Pantheon Agency Tips
Tips for agencies working on Pantheon.
Contributors: David Needham
We've compiled some great tips for agencies working on Pantheon. They are loosely ordered from basic to advanced and cover a variety of topics. If you would like to see something added to this doc, please use the Contribute link at the top of this article.
When working with a client who has ownership of their Pantheon site, either through an individual account or another organization, make sure your agency is added as a supporting organization to the site. This will add the site to your agency dashboard and also grant all users of your organization permissions to the site. This makes it easy for the client to add your agency for a project and allows you to manage permissions for your team in one place, your agency dashboard, without needing to add or remove users from sites one at a time.
Training Resources for New Team Members
Pantheon strives to maintain accurate and up-to-date documentation. Some docs worth noting, and good for new members of your team, are:
- Pantheon platform consideration
- Advanced caching
- Non-standard file locations
- Modules and Plugins with Known Issues
- Pantheon FAQs
- Pricing comparison
Power Users Group
The Power Users group is a great place to read about advanced Pantheon topics, post questions, and stay up to date on Pantheon developments.
Pantheon For Agencies Webinar Series
The Agency and Community team at Pantheon produced a six part training series that starts with an introduction and moves into power tools and advanced workflows.
All plans except for the Basic plan can enable Solr for search indexing. For installation instructions and additional details, see Enabling Solr for WordPress, Enabling Solr with Drupal 7 or Enabling Solr on Drupal 8.
All plans except for the Basic plan can enable Redis for object caching. For installation instructions and additional details, see Installing Redis on Drupal or WordPress.
The following tools are specifically for WordPress.
Running a WordPress Site Network requires a special configuration that is only available to contract customers. These sites can only be created by Pantheon employees. For details, see WordPress Site Networks.
The guided migration process for WordPress is baked into the Pantheon User Dashboard - simply click Migrate Existing Site and select WordPress to get started. For details, see Migrate Sites to Pantheon.
Drupal 8 and Composer
Drupal 8 is the first version of Drupal to include Composer usage within Drupal Core itself.
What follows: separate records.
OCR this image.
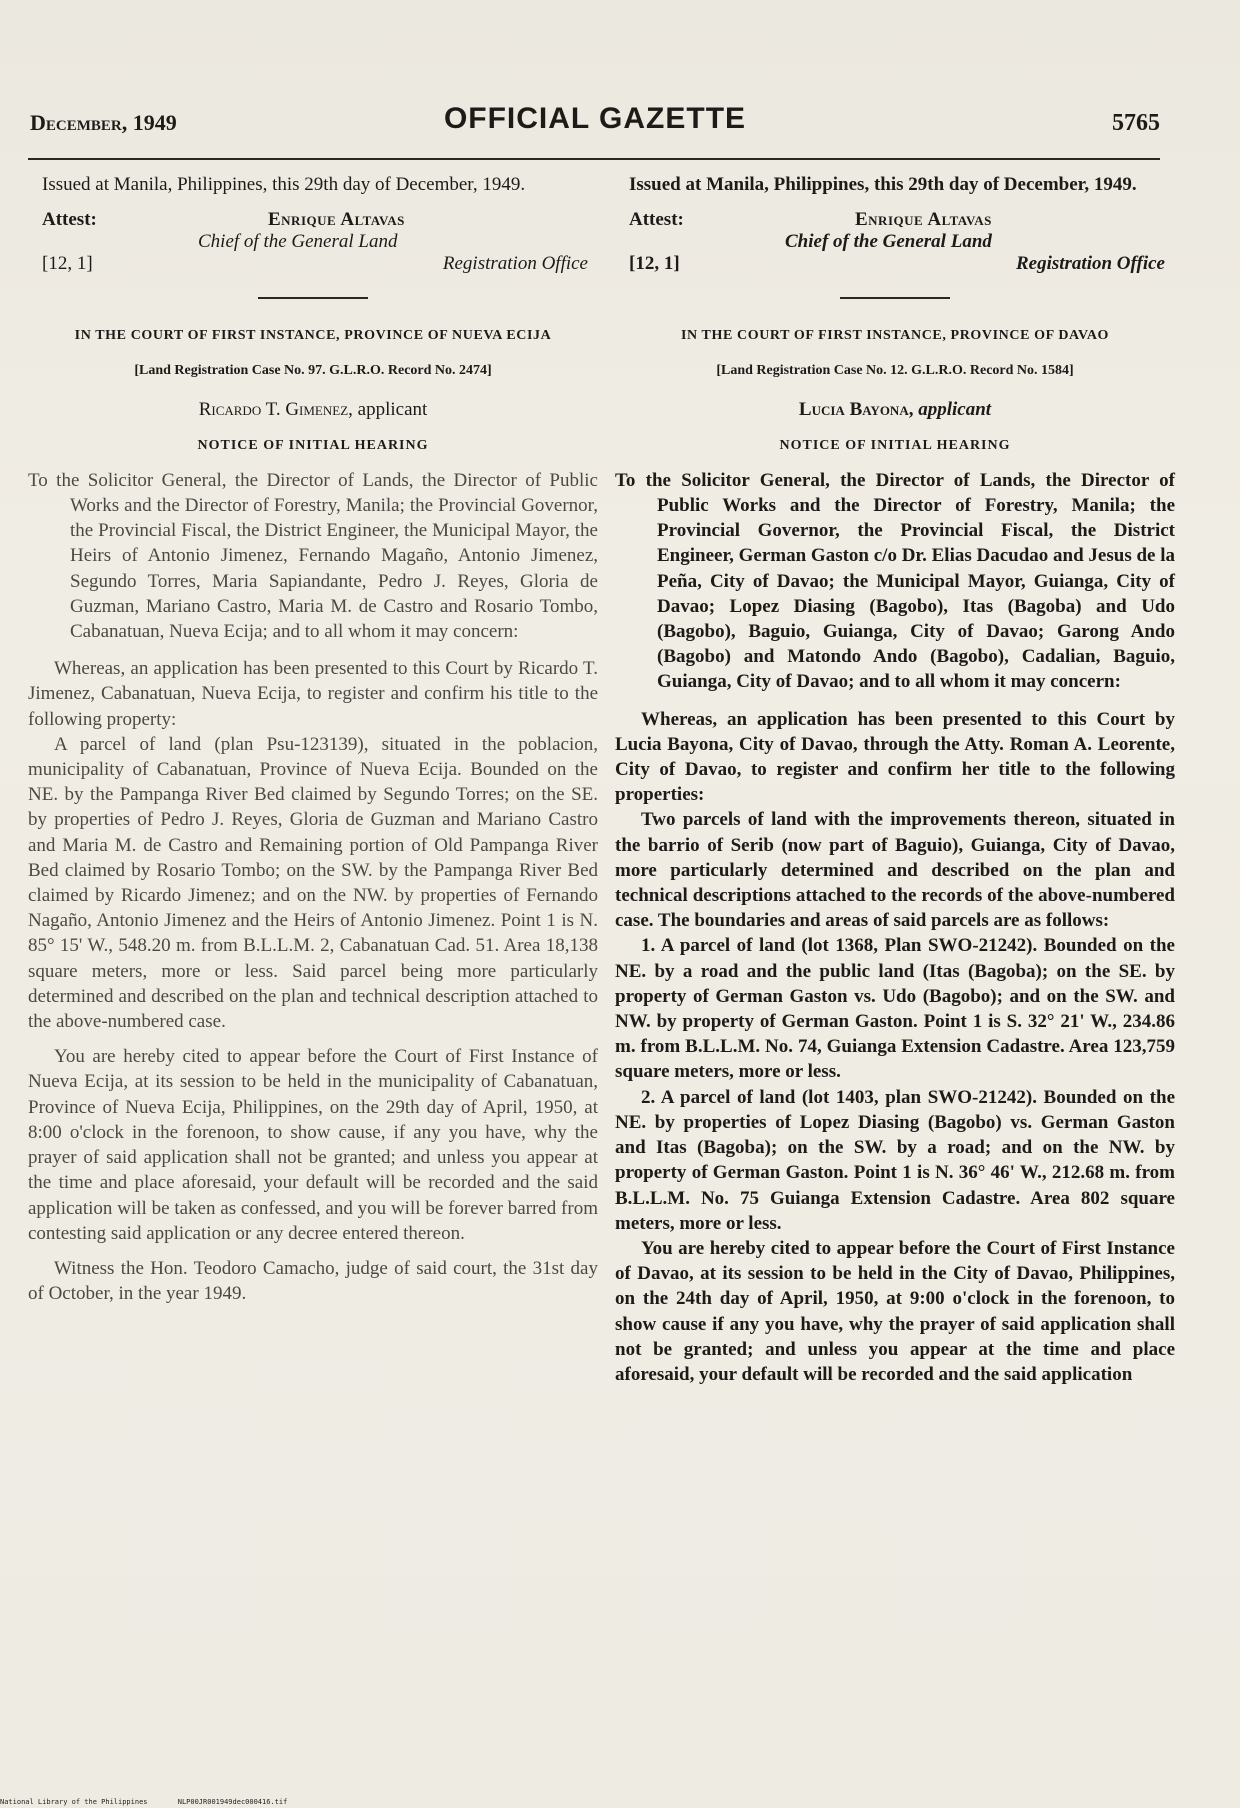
December, 1949	OFFICIAL GAZETTE	5765

Issued at Manila, Philippines, this 29th day of December, 1949.

Attest:	Enrique Altavas
Chief of the General Land
[12, 1]	Registration Office
IN THE COURT OF FIRST INSTANCE, PROVINCE OF NUEVA ECIJA
[Land Registration Case No. 97. G.L.R.O. Record No. 2474]
Ricardo T. Gimenez, applicant
NOTICE OF INITIAL HEARING

To the Solicitor General, the Director of Lands, the Director of Public Works and the Director of Forestry, Manila; the Provincial Governor, the Provincial Fiscal, the District Engineer, the Municipal Mayor, the Heirs of Antonio Jimenez, Fernando Magaño, Antonio Jimenez, Segundo Torres, Maria Sapiandante, Pedro J. Reyes, Gloria de Guzman, Mariano Castro, Maria M. de Castro and Rosario Tombo, Cabanatuan, Nueva Ecija; and to all whom it may concern:

Whereas, an application has been presented to this Court by Ricardo T. Jimenez, Cabanatuan, Nueva Ecija, to register and confirm his title to the following property:

A parcel of land (plan Psu-123139), situated in the poblacion, municipality of Cabanatuan, Province of Nueva Ecija. Bounded on the NE. by the Pampanga River Bed claimed by Segundo Torres; on the SE. by properties of Pedro J. Reyes, Gloria de Guzman and Mariano Castro and Maria M. de Castro and Remaining portion of Old Pampanga River Bed claimed by Rosario Tombo; on the SW. by the Pampanga River Bed claimed by Ricardo Jimenez; and on the NW. by properties of Fernando Nagaño, Antonio Jimenez and the Heirs of Antonio Jimenez. Point 1 is N. 85° 15' W., 548.20 m. from B.L.L.M. 2, Cabanatuan Cad. 51. Area 18,138 square meters, more or less. Said parcel being more particularly determined and described on the plan and technical description attached to the above-numbered case.

You are hereby cited to appear before the Court of First Instance of Nueva Ecija, at its session to be held in the municipality of Cabanatuan, Province of Nueva Ecija, Philippines, on the 29th day of April, 1950, at 8:00 o'clock in the forenoon, to show cause, if any you have, why the prayer of said application shall not be granted; and unless you appear at the time and place aforesaid, your default will be recorded and the said application will be taken as confessed, and you will be forever barred from contesting said application or any decree entered thereon.

Witness the Hon. Teodoro Camacho, judge of said court, the 31st day of October, in the year 1949.

Issued at Manila, Philippines, this 29th day of December, 1949.

Attest:	Enrique Altavas
Chief of the General Land
[12, 1]	Registration Office
IN THE COURT OF FIRST INSTANCE, PROVINCE OF DAVAO
[Land Registration Case No. 12. G.L.R.O. Record No. 1584]
Lucia Bayona, applicant
NOTICE OF INITIAL HEARING

To the Solicitor General, the Director of Lands, the Director of Public Works and the Director of Forestry, Manila; the Provincial Governor, the Provincial Fiscal, the District Engineer, German Gaston c/o Dr. Elias Dacudao and Jesus de la Peña, City of Davao; the Municipal Mayor, Guianga, City of Davao; Lopez Diasing (Bagobo), Itas (Bagoba) and Udo (Bagobo), Baguio, Guianga, City of Davao; Garong Ando (Bagobo) and Matondo Ando (Bagobo), Cadalian, Baguio, Guianga, City of Davao; and to all whom it may concern:

Whereas, an application has been presented to this Court by Lucia Bayona, City of Davao, through the Atty. Roman A. Leorente, City of Davao, to register and confirm her title to the following properties:

Two parcels of land with the improvements thereon, situated in the barrio of Serib (now part of Baguio), Guianga, City of Davao, more particularly determined and described on the plan and technical descriptions attached to the records of the above-numbered case. The boundaries and areas of said parcels are as follows:

1. A parcel of land (lot 1368, Plan SWO-21242). Bounded on the NE. by a road and the public land (Itas (Bagoba); on the SE. by property of German Gaston vs. Udo (Bagobo); and on the SW. and NW. by property of German Gaston. Point 1 is S. 32° 21' W., 234.86 m. from B.L.L.M. No. 74, Guianga Extension Cadastre. Area 123,759 square meters, more or less.

2. A parcel of land (lot 1403, plan SWO-21242). Bounded on the NE. by properties of Lopez Diasing (Bagobo) vs. German Gaston and Itas (Bagoba); on the SW. by a road; and on the NW. by property of German Gaston. Point 1 is N. 36° 46' W., 212.68 m. from B.L.L.M. No. 75 Guianga Extension Cadastre. Area 802 square meters, more or less.

You are hereby cited to appear before the Court of First Instance of Davao, at its session to be held in the City of Davao, Philippines, on the 24th day of April, 1950, at 9:00 o'clock in the forenoon, to show cause if any you have, why the prayer of said application shall not be granted; and unless you appear at the time and place aforesaid, your default will be recorded and the said application

National Library of the Philippines	NLP00JR001949dec000416.tif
For details, see Composer Fundamentals and Workflows.
Terminus, the Pantheon command-line interface, has a near 1:1 parity with the Pantheon Dashboard. After installing this tool locally, login using a machine token. This allows for passwordless authentication, which is often necessary for bots, scripts and continuous integration.
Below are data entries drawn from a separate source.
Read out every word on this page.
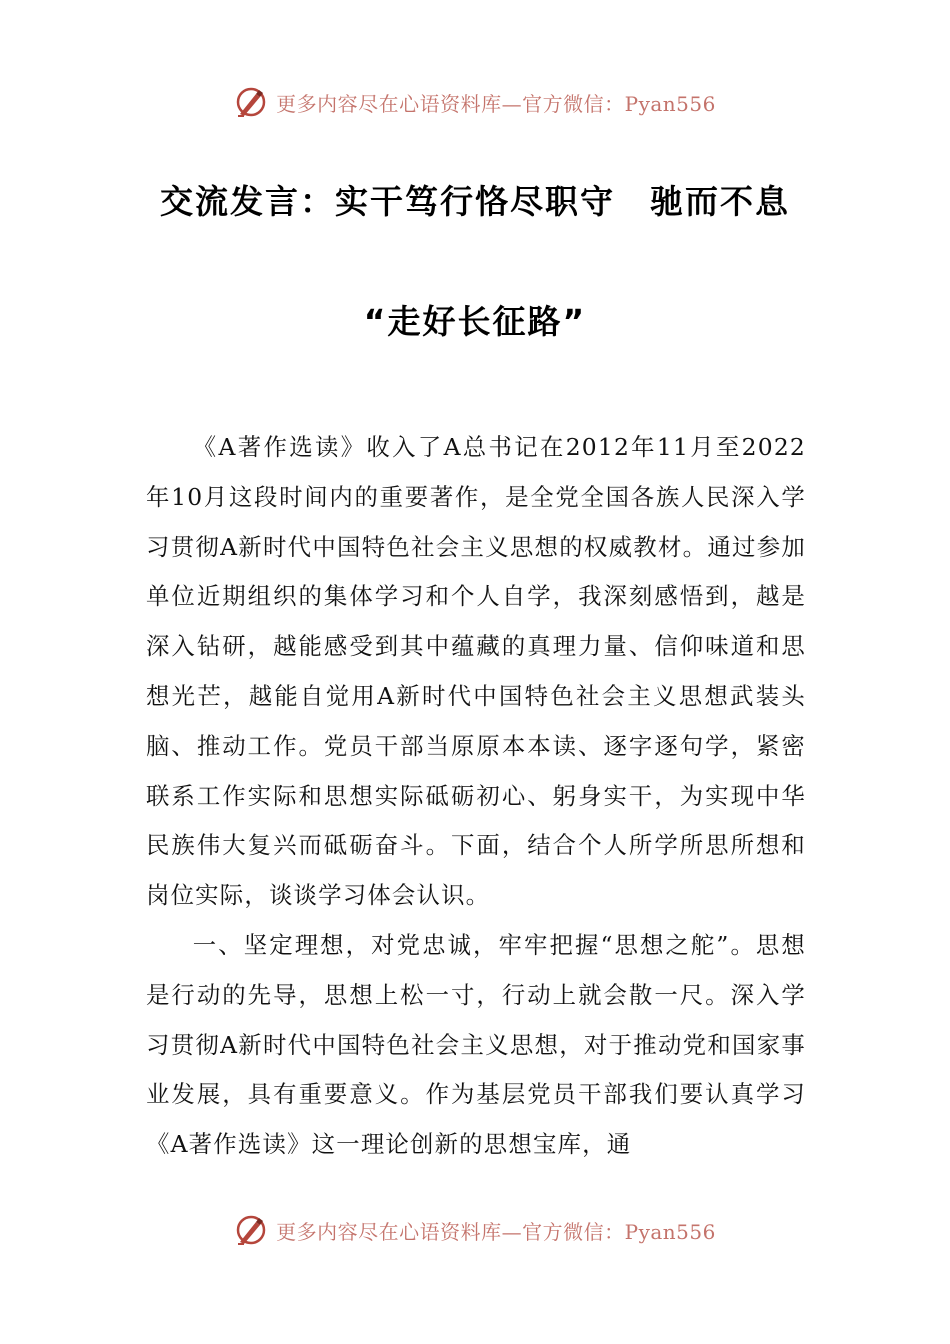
更多内容尽在心语资料库—官方微信：Pyan556
交流发言：实干笃行恪尽职守　驰而不息
“走好长征路”

《A著作选读》收入了A总书记在2012年11月至2022年10月这段时间内的重要著作，是全党全国各族人民深入学习贯彻A新时代中国特色社会主义思想的权威教材。通过参加单位近期组织的集体学习和个人自学，我深刻感悟到，越是深入钻研，越能感受到其中蕴藏的真理力量、信仰味道和思想光芒，越能自觉用A新时代中国特色社会主义思想武装头脑、推动工作。党员干部当原原本本读、逐字逐句学，紧密联系工作实际和思想实际砥砺初心、躬身实干，为实现中华民族伟大复兴而砥砺奋斗。下面，结合个人所学所思所想和岗位实际，谈谈学习体会认识。

一、坚定理想，对党忠诚，牢牢把握“思想之舵”。思想是行动的先导，思想上松一寸，行动上就会散一尺。深入学习贯彻A新时代中国特色社会主义思想，对于推动党和国家事业发展，具有重要意义。作为基层党员干部我们要认真学习《A著作选读》这一理论创新的思想宝库，通

更多内容尽在心语资料库—官方微信：Pyan556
You can extend Terminus and add new commands by installing or creating third-party plugins. For a complete list of supported plugins, see our Plugin Directory. Two favorites are Filer, which assists with opening Pantheon sites in many popular SFTP GUI clients, and Pancakes, which open any Pantheon site database using a SQL GUI client. These two plugins eliminate logging into the Pantheon dashboard and copying/pasting credentials into your client.
Quicksilver Platform Hooks allow you to automate actions in response to activity on the Dashboard. You can hook into various workflows and execute PHP scripts before or after the workflow's been triggered. For details, see Automating and Integrating your Pantheon Workflow with Quicksilver Platform Hooks.
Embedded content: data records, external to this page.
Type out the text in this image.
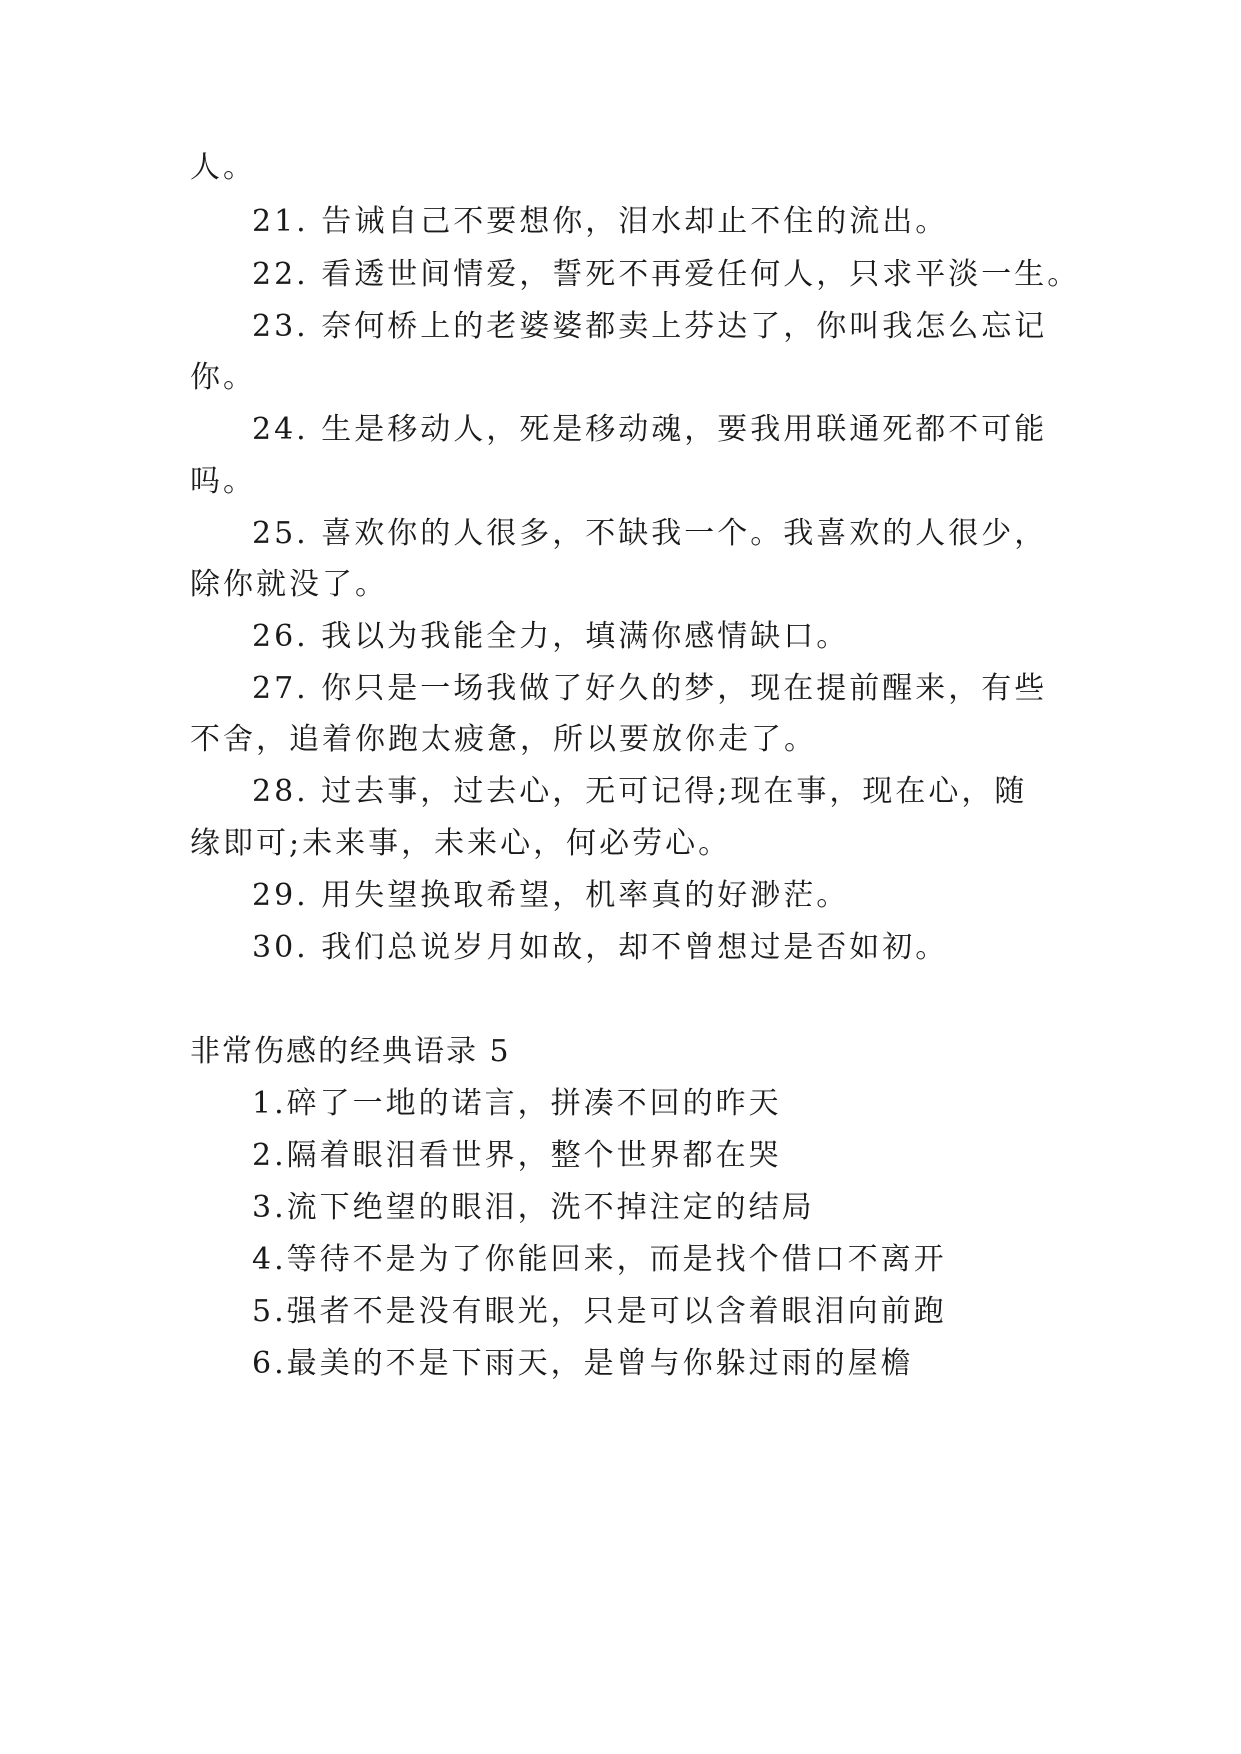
人。
21. 告诫自己不要想你，泪水却止不住的流出。
22. 看透世间情爱，誓死不再爱任何人，只求平淡一生。
23. 奈何桥上的老婆婆都卖上芬达了，你叫我怎么忘记
你。
24. 生是移动人，死是移动魂，要我用联通死都不可能
吗。
25. 喜欢你的人很多，不缺我一个。我喜欢的人很少，
除你就没了。
26. 我以为我能全力，填满你感情缺口。
27. 你只是一场我做了好久的梦，现在提前醒来，有些
不舍，追着你跑太疲惫，所以要放你走了。
28. 过去事，过去心，无可记得;现在事，现在心，随
缘即可;未来事，未来心，何必劳心。
29. 用失望换取希望，机率真的好渺茫。
30. 我们总说岁月如故，却不曾想过是否如初。
非常伤感的经典语录 5
1.碎了一地的诺言，拼凑不回的昨天
2.隔着眼泪看世界，整个世界都在哭
3.流下绝望的眼泪，洗不掉注定的结局
4.等待不是为了你能回来，而是找个借口不离开
5.强者不是没有眼光，只是可以含着眼泪向前跑
6.最美的不是下雨天，是曾与你躲过雨的屋檐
Pantheon Configuration File
New Relic APM Pro
New Relic APM Pro is an advanced tool for application monitoring and troubleshooting, provided to all sites on Pantheon for free. For details, see New Relic APM Pro. The following blog posts are also a great reference:
- Getting Started with New Relic APM Pro
- New Relic & Drupal: Find Your Site's Slow Spots
- Troubleshooting WordPress Performance with New Relic
In addition to the frameworks offered by Pantheon during the site creation process, Custom Upstreams add a private installation option for all team members of an organization. A Custom Upstream is a remotely hosted repository that your agency manages, and can include shared code used on many sites, such as a starter theme or plugins/modules, in addition to the WordPress or Drupal core. When an update is pushed to the upstream it will show up in the dashboard for all sites created from that upstream. For details, see Introduction to Custom Upstreams. You can see an example WordPress Upstream workflow in this blog post.
If a project needs a build step the recommended method is a two repository model where you have an external Git repository hosted outside of Pantheon with an intermittent build step, then deploy the build artifact to Pantheon. Some samples are:
- Host a Git repository on GitLab and use their continuous integration tools.
- Host a Git repository externally and use a tool such as DeployBot to manage the build step and deployment to Pantheon
- Host a repository on GitHub and manage the build step and deployment with a continuous integration server. An example repository with GitHub, WordPress and CircleCI can be found here.
Advanced Git Workflows
Pantheon provides a git repository for every site. If you wish to use GitHub's pull requests or other external tooling, you can automate pushes from outside systems to Pantheon. The recommended method is a two repository model. Details can be found in the Build Steps section above.